Политика порабощения разума вела к смерти не только кетмана революционной чистоты (В. Маяковского и М. Хвылевого), но и этического кетмана А. Фадеева. Кроме того, при подавлении разума происходит и деформация личности, проявляются разные формы страха, в том числе и та, на какую обращает особое внимание Ч. Милош - страх сказать не то, что приводило к самоцензуре. И появлению такого типа писателей-угодников, сделавших карьеру, как Е. Путрамент («Гамма»). В Украине этот тип воссоздан Линою Костенко в стихотворении «Мимовільний парафраз»: «Поет, не дорожи любовію народной / бо не народ дає тобі чини...» [9, с. 160]. Тут необходимо отметить, что разум и миро- видение человека, в т. ч. и творческого, всегда были объектом, если не для порабощения, то хотя бы для подчинения или давления на них не только для тоталитарного государственного уклада и власти, а и для многих других внешних сил. И Ч. Милош не забывает об этом. Идеологические, религиозные, политические представления, интересубъективное сознание, установившиеся вгляды, традиции вынуждали писателя считаться с ними, идти на определенные уступки, наступая, так или иначе, на горло собственной песне. Как показывает история - это не проходило бесследно, отражалось на замысле. Эти моменты четко прослеживаются О. Богдановой, когда речь заходит о комедии А. Грибоедова «Горе от ума», рассказе А. Чехова «Ионыч», о его пятой главке. Рядоположенные книги О. Богдановой и Ч. Милоша создают в сознании реципиента поле напряжения, в котором реализуются взаимные оттенки смыслов. Особенно четко высветливается отличительный характер грибоедовских и чеховских уступок: они - не приводили к порабощению разума писателей.

В то же время не менее важно помнить и мысль Р. Барта, писавшего о тексте: «.он представляет собой само зрелище производства, где встречаются производитель текста и его читатель: текст «работает» ежесекундно, с какой стороны к нему ни подойди; даже будучи записан (закреплен), он не прекращает работать, поддерживая процесс производства» [цит. по: 17, с. 52].

В новое время своеобразным обратным чтением (Н. Гей), в свете книги Ч. Милоша хорошо известные и глубоко, кажется, всесторонне изученные тексты национальных литератур, в т. ч. и русской, начинают приобретать новые оттенки смыслов, ранее, на наш взгляд, недостаточно актуализованные. Думается, что за пушкинской «потребностью „высшей свободы”» (Д. Мережковский), за его кредо «Отчёта не давать, себе лишь самому служить; / Служить и угождать; / для власти, для ливреи / Не гнуть ни совести, ни помыслов, ни шеи...» [16, с. 369] - за всем этим стоит и неутолённое желание быть услышанным.
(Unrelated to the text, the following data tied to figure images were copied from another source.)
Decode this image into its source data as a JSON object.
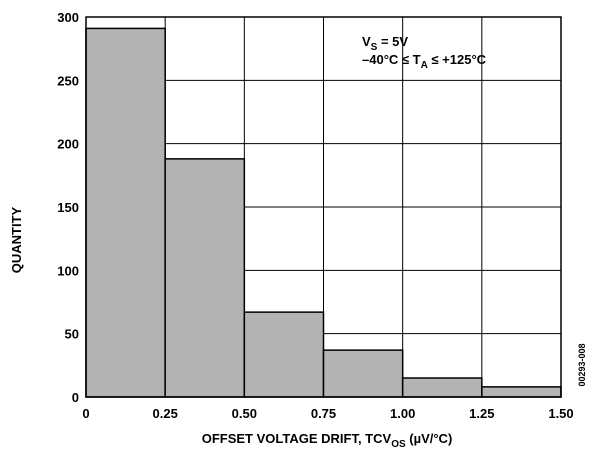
{
  "chart_data": {
    "type": "bar",
    "title": "",
    "xlabel": {
      "main": "OFFSET VOLTAGE DRIFT, TCV",
      "sub": "OS",
      "unit": " (µV/°C)"
    },
    "ylabel": "QUANTITY",
    "xlim": [
      0,
      1.5
    ],
    "ylim": [
      0,
      300
    ],
    "x_tick_labels": [
      "0",
      "0.25",
      "0.50",
      "0.75",
      "1.00",
      "1.25",
      "1.50"
    ],
    "x_tick_values": [
      0,
      0.25,
      0.5,
      0.75,
      1.0,
      1.25,
      1.5
    ],
    "y_tick_labels": [
      "0",
      "50",
      "100",
      "150",
      "200",
      "250",
      "300"
    ],
    "y_tick_values": [
      0,
      50,
      100,
      150,
      200,
      250,
      300
    ],
    "bins": [
      {
        "from": 0,
        "to": 0.25,
        "value": 291
      },
      {
        "from": 0.25,
        "to": 0.5,
        "value": 188
      },
      {
        "from": 0.5,
        "to": 0.75,
        "value": 67
      },
      {
        "from": 0.75,
        "to": 1.0,
        "value": 37
      },
      {
        "from": 1.0,
        "to": 1.25,
        "value": 15
      },
      {
        "from": 1.25,
        "to": 1.5,
        "value": 8
      }
    ],
    "grid": true,
    "bar_color": "#b3b3b3",
    "annotation": {
      "line1": {
        "main": "V",
        "sub": "S",
        "rest": " = 5V"
      },
      "line2": {
        "main": "–40°C ≤ T",
        "sub": "A",
        "rest": " ≤ +125°C"
      }
    },
    "figure_id": "00293-008"
  }
}
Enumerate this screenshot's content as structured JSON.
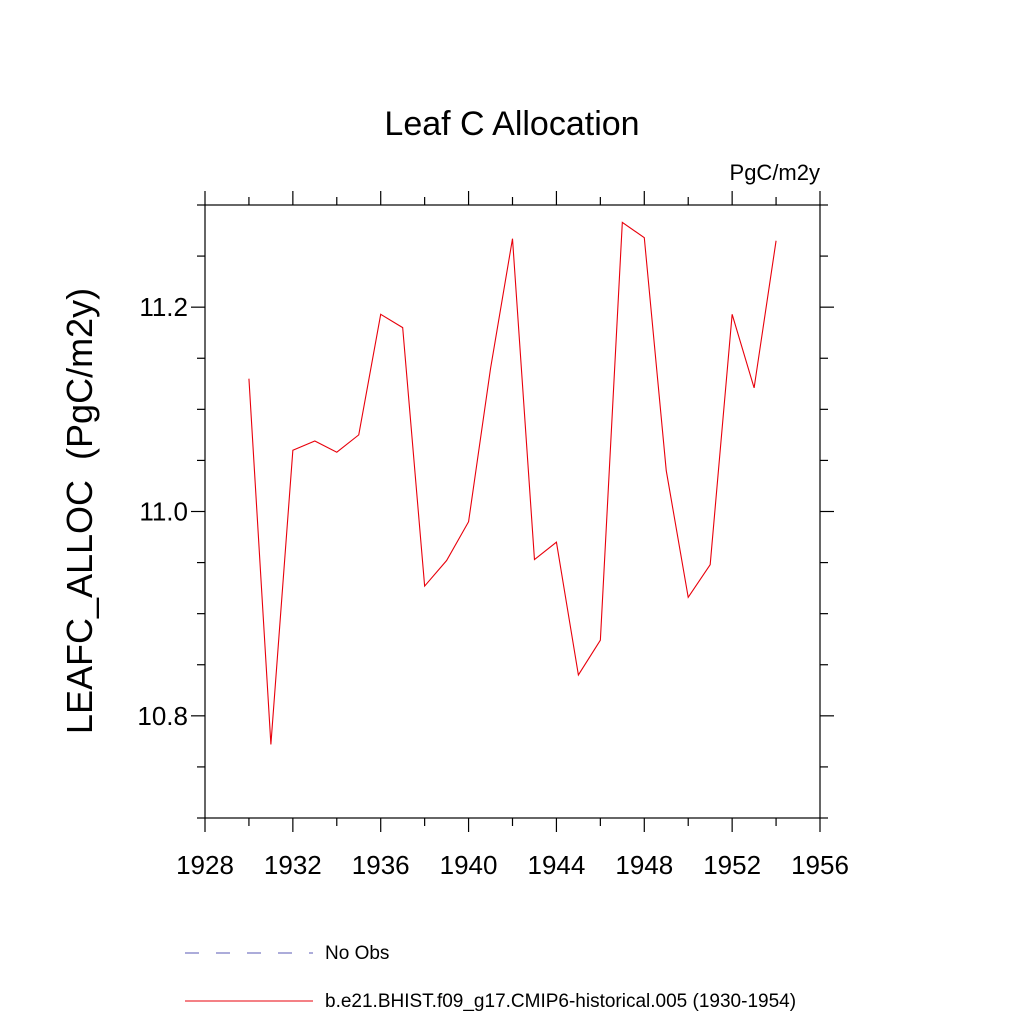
{
  "chart_data": {
    "type": "line",
    "title": "Leaf C Allocation",
    "units_label": "PgC/m2y",
    "ylabel": "LEAFC_ALLOC  (PgC/m2y)",
    "xlabel": "",
    "xlim": [
      1928,
      1956
    ],
    "ylim": [
      10.7,
      11.3
    ],
    "x_ticks": [
      1928,
      1932,
      1936,
      1940,
      1944,
      1948,
      1952,
      1956
    ],
    "y_ticks": [
      10.8,
      11.0,
      11.2
    ],
    "x_tick_labels": [
      "1928",
      "1932",
      "1936",
      "1940",
      "1944",
      "1948",
      "1952",
      "1956"
    ],
    "y_tick_labels": [
      "10.8",
      "11.0",
      "11.2"
    ],
    "grid": false,
    "legend_position": "bottom",
    "series": [
      {
        "name": "b.e21.BHIST.f09_g17.CMIP6-historical.005 (1930-1954)",
        "color": "#e8000b",
        "style": "solid",
        "x": [
          1930,
          1931,
          1932,
          1933,
          1934,
          1935,
          1936,
          1937,
          1938,
          1939,
          1940,
          1941,
          1942,
          1943,
          1944,
          1945,
          1946,
          1947,
          1948,
          1949,
          1950,
          1951,
          1952,
          1953,
          1954
        ],
        "y": [
          11.13,
          10.772,
          11.06,
          11.069,
          11.058,
          11.075,
          11.193,
          11.18,
          10.927,
          10.952,
          10.99,
          11.14,
          11.267,
          10.953,
          10.97,
          10.84,
          10.874,
          11.283,
          11.268,
          11.04,
          10.916,
          10.948,
          11.193,
          11.121,
          11.265
        ]
      }
    ],
    "legend": [
      {
        "name": "No Obs",
        "color": "#5a5ab4",
        "style": "dashed"
      },
      {
        "name": "b.e21.BHIST.f09_g17.CMIP6-historical.005 (1930-1954)",
        "color": "#e8000b",
        "style": "solid"
      }
    ]
  }
}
В свете сказанного трудно переоценить значение межкультурного диалога, который возникает при рядоположении не только художественных текстов, но и литературоведческих. Такой диалог, участником которого является реципиент, служит опорой для дальнейшего противостояния порабощению разума.

Литературоведческие исследования разных авторов, созданные независимо друг от друга, но сопоставленные в межкультурном диалоге, как и художественные произведения - например, изданные под одной обложкой, по желанию В. Некрасова, его роман «В окопах Сталинграда» и роман Г. Белля «Где ты был, Адам?», - могут быть на какой-то момент условно взяты за «единый гипертекст». Это своего рода экспериментальный приём, позволяющий обнаруживать те свойства, которые не сразу бросаются в глаза, если воспринимать каждую из книг в отдельности. Так, книга Ч. Милоша, бросая отсвет на «Современный взгляд на русскую литературу ХІХ - начала ХХ вв.» О. Богдановой, наталкивает на мысль, что монография исследовательницы пронизана - это и позиция автора - стержневой идеей противостояния порабощению разума. Книга О. Богдановой дополняет книгу Ч. Милоша тем, что лежит у неё в подтексте, помогая вспомнить те ситуации, при которых писатель испытывал на себе давление с разных сторон.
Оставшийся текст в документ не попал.